There is a comment in the kexec source to say that this only works on an Octeon. Now that I trace the entire execution path I no longer understand why it only works on Octeon, but I will note that it didn't work for me. And, incidentally, wouldn't solve the problem if it did as we can't identify whether the command line came from kexec or u-boot. Anyway, taking inspiration from the said comment that this is "legacy", I decided to go with the second way.
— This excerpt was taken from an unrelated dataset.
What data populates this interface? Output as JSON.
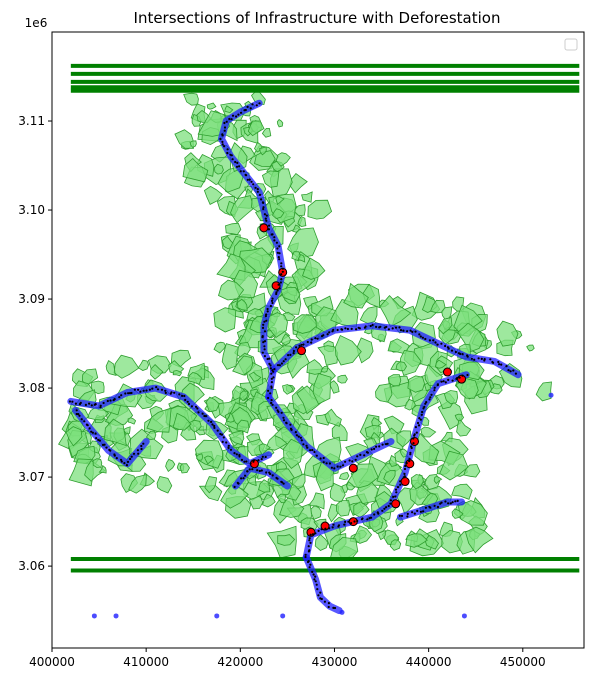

The second way is to pass a DTB (a compiled device tree) from kexec,
and embed a command line in there. There's a branch of the tree
called chosen
and within that is a leaf called bootargs
, and
that's where you find the command line. As a string, not an array of
strings, please note.
In stock Linux there are two defined ways tell your kernel where its
DTB is (in addition to anything your bootloader might do, if your
bootloader is an accomplice rather than an adversary). The first
option is to include it in the kernel as a special ELF section, or the
second is to append it (using cat
or similar) to a raw kernel image.
It should be noted that the first approach only works if your kernel
image is ELF (ours isn't) and the second - aside from being somewhat
brittle if you ever boot a kernel where you forgot to concatenate the
DTB - only works if your "raw image" is a zImage (ours isn't). So
it's probably not at all surprising that OpenWRT have added a third
way: in kernel/head.S
they've added 16kB of zeroes preceded by the
magic string "OWRTDTB:", then provided a utility called patch-dtb
to
run at kernel build time, that looks through the kernel image for this
string and patches a provided DTB into place. This location is
labelled __image_dtb
, and for ralink boards there's some code in
plat_mem_setup to call __dt_setup_arch
on it.
(You will observe, if you're following all this, that this code is unconditional, so the third option is not so much an option as an override)
__dt_setup_arch
calls early_init_dt_scan
which calls
early_init_dt_scan_nodes
which calls early_init_dt_scan_chosen
to
populate boot_command_line
.
After that, we're back to kernel/setup.c
and the same complex
combination of kernel config options we already saw, to decide which
of arcs_cmdline
, boot_command_line
and builtin_cmdline
are used
- except that this time the answer we want is boot_command_line
not
arcs_cmdline
.
So: how do we get kexec to inject a different DTB (which will in
practice be a very similar DTB except for the /chosen/bootargs
node)
into this sequence? Three things.
First, the userland side . This turns out to be pretty simple if you have the ELF code to crib from - we read or create the DTB in
RAM, and then add it as a segment to the segment list that
kexec_load
is called with.
Second, the pre-reboot kernel side. There is existing support in the
MIPS "generic" kernel for finding this segment by stepping through
the list looking for an fdt
header
. We're not running the generic kernel - we're running the ralink
kernel - so we moved that code into
mips/kernel/machine_kexec.c
and made it conditional on CONFIG_USE_OF
. The effect of this code,
if it finds a DTB, is to put its address into kexec_args[1]
and set
kexec_args[0]
to -2.
Third, after reboot the kexec_args[1]
ends up in register a1
and
then gets copied to fw_passed_dtb
. All that remains after that is to
change the code that hardcodes using image_dtb
into code that
defaults to image_dtb
if we didn't get a DTB some other way -
voici
- and we're basically good to go. One yak successfully popped off the shaving stack.